From the country to the city, soybeans continue to be innovative. The soy checkoff is now pumping new life into the heart of Hutchinson through the debut of Project Soy: Growing Hutch.  

Setting an example of sustainability for cities statewide, the Minnesota Soybean Research & Promotion Council (MSR&PC) partnered with the Agricultural Utilization Research Institute (AURI) to donate residential and horticultural fertilizer made from soybean meal to the city of Hutchinson. 

“Working with AURI, we are really trying to continuously find new uses for soybeans that aren’t necessarily traditional,” said Mike Youngerberg, MSR&PC senior director of product development & commercialization.  

This collaboration is not the first between MSR&PC, AURI and the city of Hutchinson. Nearly a decade ago, Hutchinson successfully adopted a soy-based road sealant called RePlay, which laid the foundation for a strong relationship. By using RePlay on city streets, Hutchinson reported saving an estimated 30% on road maintenance costs.  

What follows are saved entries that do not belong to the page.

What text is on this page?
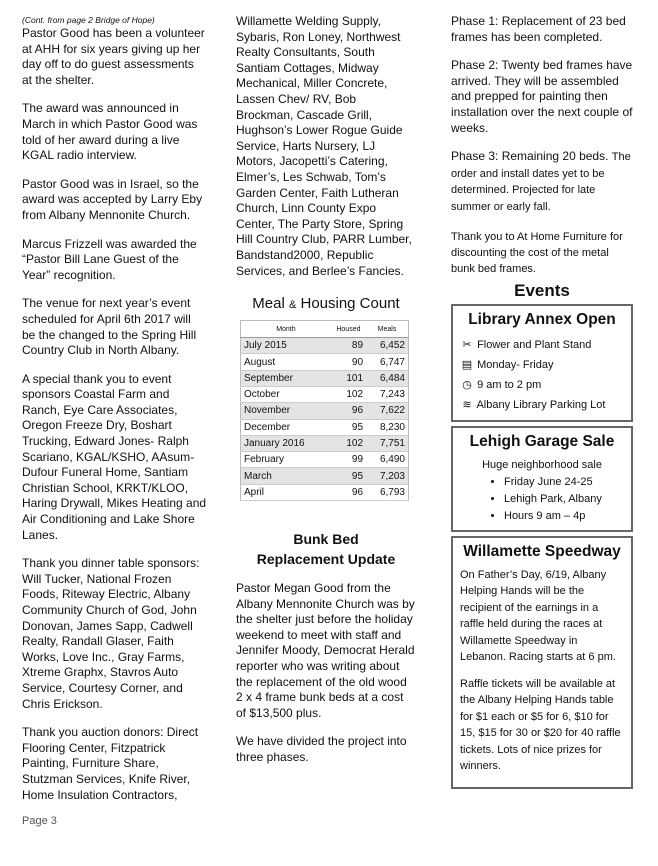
(Cont. from page 2 Bridge of Hope)

Pastor Good has been a volunteer at AHH for six years giving up her day off to do guest assessments at the shelter.

The award was announced in March in which Pastor Good was told of her award during a live KGAL radio interview.

Pastor Good was in Israel, so the award was accepted by Larry Eby from Albany Mennonite Church.

Marcus Frizzell was awarded the “Pastor Bill Lane Guest of the Year” recognition.

The venue for next year’s event scheduled for April 6th 2017 will be the changed to the Spring Hill Country Club in North Albany.

A special thank you to event sponsors Coastal Farm and Ranch, Eye Care Associates, Oregon Freeze Dry, Boshart Trucking, Edward Jones- Ralph Scariano, KGAL/KSHO, AAsum-Dufour Funeral Home, Santiam Christian School, KRKT/KLOO, Haring Drywall, Mikes Heating and Air Conditioning and Lake Shore Lanes.

Thank you dinner table sponsors: Will Tucker, National Frozen Foods, Riteway Electric, Albany Community Church of God, John Donovan, James Sapp, Cadwell Realty, Randall Glaser, Faith Works, Love Inc., Gray Farms, Xtreme Graphx, Stavros Auto Service, Courtesy Corner, and Chris Erickson.

Thank you auction donors: Direct Flooring Center, Fitzpatrick Painting, Furniture Share, Stutzman Services, Knife River, Home Insulation Contractors,

Page 3

Willamette Welding Supply, Sybaris, Ron Loney, Northwest Realty Consultants, South Santiam Cottages, Midway Mechanical, Miller Concrete, Lassen Chev/ RV, Bob Brockman, Cascade Grill, Hughson’s Lower Rogue Guide Service, Harts Nursery, LJ Motors, Jacopetti’s Catering, Elmer’s, Les Schwab, Tom’s Garden Center, Faith Lutheran Church, Linn County Expo Center, The Party Store, Spring Hill Country Club, PARR Lumber, Bandstand2000, Republic Services, and Berlee’s Fancies.

Meal & Housing Count
Month	Housed	Meals
July 2015	89	6,452
August	90	6,747
September	101	6,484
October	102	7,243
November	96	7,622
December	95	8,230
January 2016	102	7,751
February	99	6,490
March	95	7,203
April	96	6,793
Bunk Bed
Replacement Update

Pastor Megan Good from the Albany Mennonite Church was by the shelter just before the holiday weekend to meet with staff and Jennifer Moody, Democrat Herald reporter who was writing about the replacement of the old wood 2 x 4 frame bunk beds at a cost of $13,500 plus.

We have divided the project into three phases.

Phase 1: Replacement of 23 bed frames has been completed.

Phase 2: Twenty bed frames have arrived. They will be assembled and prepped for painting then installation over the next couple of weeks.

Phase 3: Remaining 20 beds. The order and install dates yet to be determined. Projected for late summer or early fall.

Thank you to At Home Furniture for discounting the cost of the metal bunk bed frames.

Events
Library Annex Open
✂ Flower and Plant Stand
▤ Monday- Friday
◷ 9 am to 2 pm
≋ Albany Library Parking Lot
Lehigh Garage Sale
Huge neighborhood sale
• Friday June 24-25
• Lehigh Park, Albany
• Hours 9 am – 4p
Willamette Speedway

On Father’s Day, 6/19, Albany Helping Hands will be the recipient of the earnings in a raffle held during the races at Willamette Speedway in Lebanon. Racing starts at 6 pm.

Raffle tickets will be available at the Albany Helping Hands table for $1 each or $5 for 6, $10 for 15, $15 for 30 or $20 for 40 raffle tickets. Lots of nice prizes for winners.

“That initial project really spawned a great relationship, and this was a natural next step in expanding that relationship even further,” said John Olson, public works manager for the city of Hutchinson. “Why not take care of Minnesota farmers? I grew up on a farm and you don’t drive very far before you see a soybean field around here.” 

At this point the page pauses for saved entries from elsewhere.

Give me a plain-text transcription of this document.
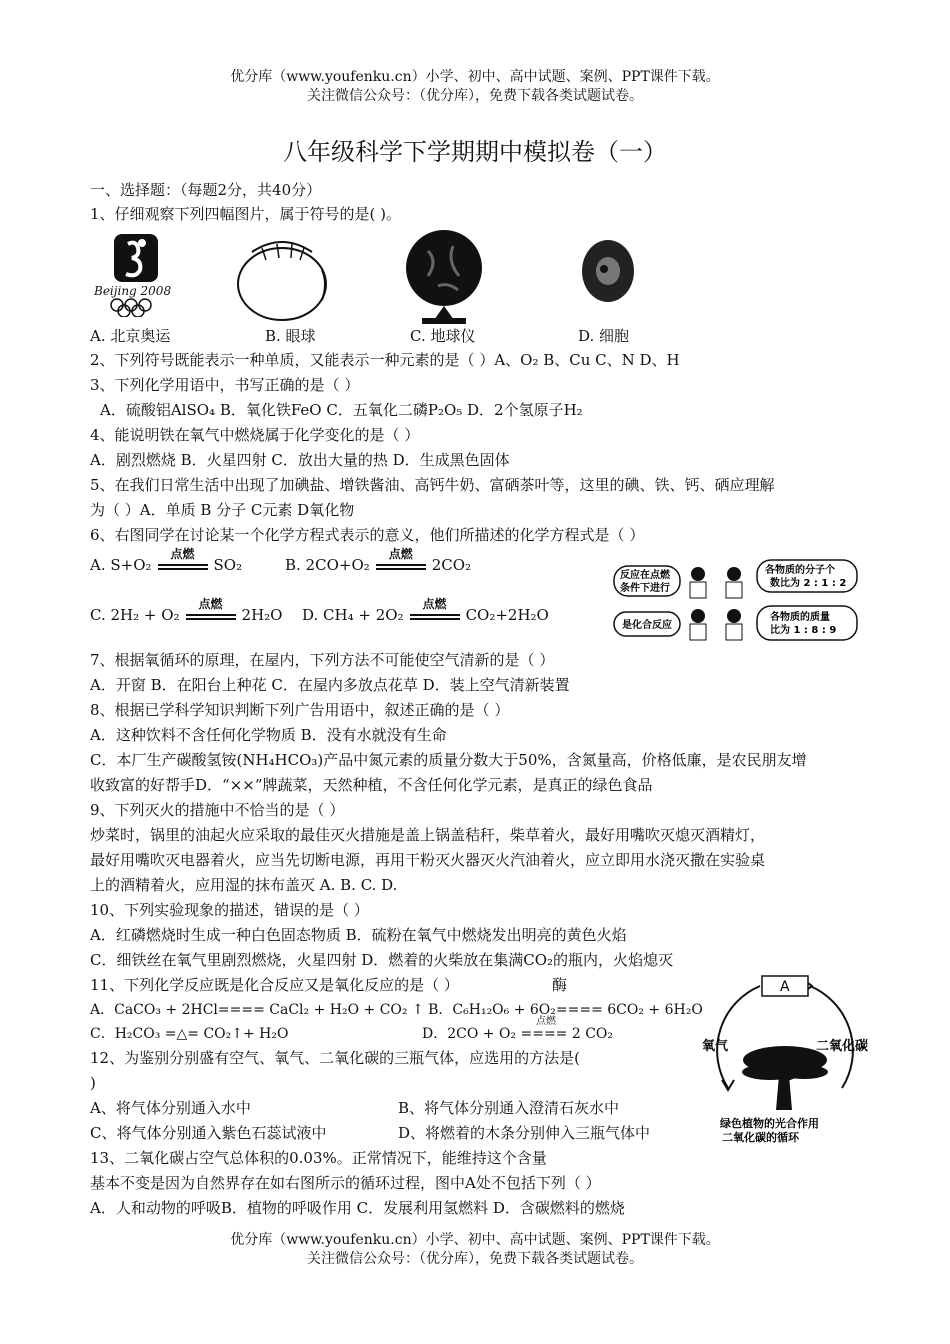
优分库（www.youfenku.cn）小学、初中、高中试题、案例、PPT课件下载。
关注微信公众号：（优分库），免费下载各类试题试卷。
八年级科学下学期期中模拟卷（一）
一、选择题：（每题2分，共40分）
1、仔细观察下列四幅图片，属于符号的是( )。
Beijing 2008
A. 北京奥运	B. 眼球	C. 地球仪	D. 细胞
2、下列符号既能表示一种单质，又能表示一种元素的是（ ）A、O₂ B、Cu C、N D、H
3、下列化学用语中，书写正确的是（ ）
A．硫酸铝AlSO₄ B．氧化铁FeO C．五氧化二磷P₂O₅ D．2个氢原子H₂
4、能说明铁在氧气中燃烧属于化学变化的是（ ）
A．剧烈燃烧 B．火星四射 C．放出大量的热 D．生成黑色固体
5、在我们日常生活中出现了加碘盐、增铁酱油、高钙牛奶、富硒茶叶等，这里的碘、铁、钙、硒应理解
为（ ）A．单质 B 分子 C元素 D氧化物
6、右图同学在讨论某一个化学方程式表示的意义，他们所描述的化学方程式是（ ）
A. S+O₂
点燃
SO₂	B. 2CO+O₂
点燃
2CO₂
C. 2H₂ + O₂
点燃
2H₂O D. CH₄ + 2O₂
点燃
CO₂+2H₂O
反应在点燃
条件下进行
各物质的分子个
数比为 2 : 1 : 2
是化合反应
各物质的质量
比为 1 : 8 : 9
7、根据氧循环的原理，在屋内，下列方法不可能使空气清新的是（ ）
A．开窗 B．在阳台上种花 C．在屋内多放点花草 D．装上空气清新装置
8、根据已学科学知识判断下列广告用语中，叙述正确的是（ ）
A．这种饮料不含任何化学物质 B．没有水就没有生命
C．本厂生产碳酸氢铵(NH₄HCO₃)产品中氮元素的质量分数大于50%，含氮量高，价格低廉，是农民朋友增
收致富的好帮手D．“××”牌蔬菜，天然种植，不含任何化学元素，是真正的绿色食品
9、下列灭火的措施中不恰当的是（ ）
炒菜时，锅里的油起火应采取的最佳灭火措施是盖上锅盖秸秆，柴草着火，最好用嘴吹灭熄灭酒精灯，
最好用嘴吹灭电器着火，应当先切断电源，再用干粉灭火器灭火汽油着火，应立即用水浇灭撒在实验桌
上的酒精着火，应用湿的抹布盖灭 A. B. C. D.
10、下列实验现象的描述，错误的是（ ）
A．红磷燃烧时生成一种白色固态物质 B．硫粉在氧气中燃烧发出明亮的黄色火焰
C．细铁丝在氧气里剧烈燃烧，火星四射 D．燃着的火柴放在集满CO₂的瓶内，火焰熄灭
11、下列化学反应既是化合反应又是氧化反应的是（ ）	酶
A．CaCO₃ + 2HCl==== CaCl₂ + H₂O + CO₂ ↑ B．C₆H₁₂O₆ + 6O₂==== 6CO₂ + 6H₂O
点燃
C．H₂CO₃ =△= CO₂↑+ H₂O	D．2CO + O₂ ==== 2 CO₂
12、为鉴别分别盛有空气、氧气、二氧化碳的三瓶气体，应选用的方法是(
)
A、将气体分别通入水中	B、将气体分别通入澄清石灰水中
C、将气体分别通入紫色石蕊试液中	D、将燃着的木条分别伸入三瓶气体中
13、二氧化碳占空气总体积的0.03%。正常情况下，能维持这个含量
基本不变是因为自然界存在如右图所示的循环过程，图中A处不包括下列（ ）
A．人和动物的呼吸B．植物的呼吸作用 C．发展利用氢燃料 D．含碳燃料的燃烧
A
氧气	二氧化碳
绿色植物的光合作用
二氧化碳的循环
优分库（www.youfenku.cn）小学、初中、高中试题、案例、PPT课件下载。
关注微信公众号：（优分库），免费下载各类试题试卷。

About 90 bags of soy-based fertilizer are being applied to various city grounds, covering approximately 450 acres. This includes the cemetery, wastewater treatment plant, airport, school grounds and 42 city parks. By utilizing this fertilizer, Hutchinson is promoting the use of greener, sustainable alternatives within the community, all while supporting Minnesota’s more than 25,000 soybean farmers.  

The goal for public sales of the soy-based fertilizer is spring of 2025.  

“It was a unique opportunity that one might think is small, but will surely have a much bigger impact,” said Youngerberg. “It really fits the bill when it comes to becoming a more sustainable community.”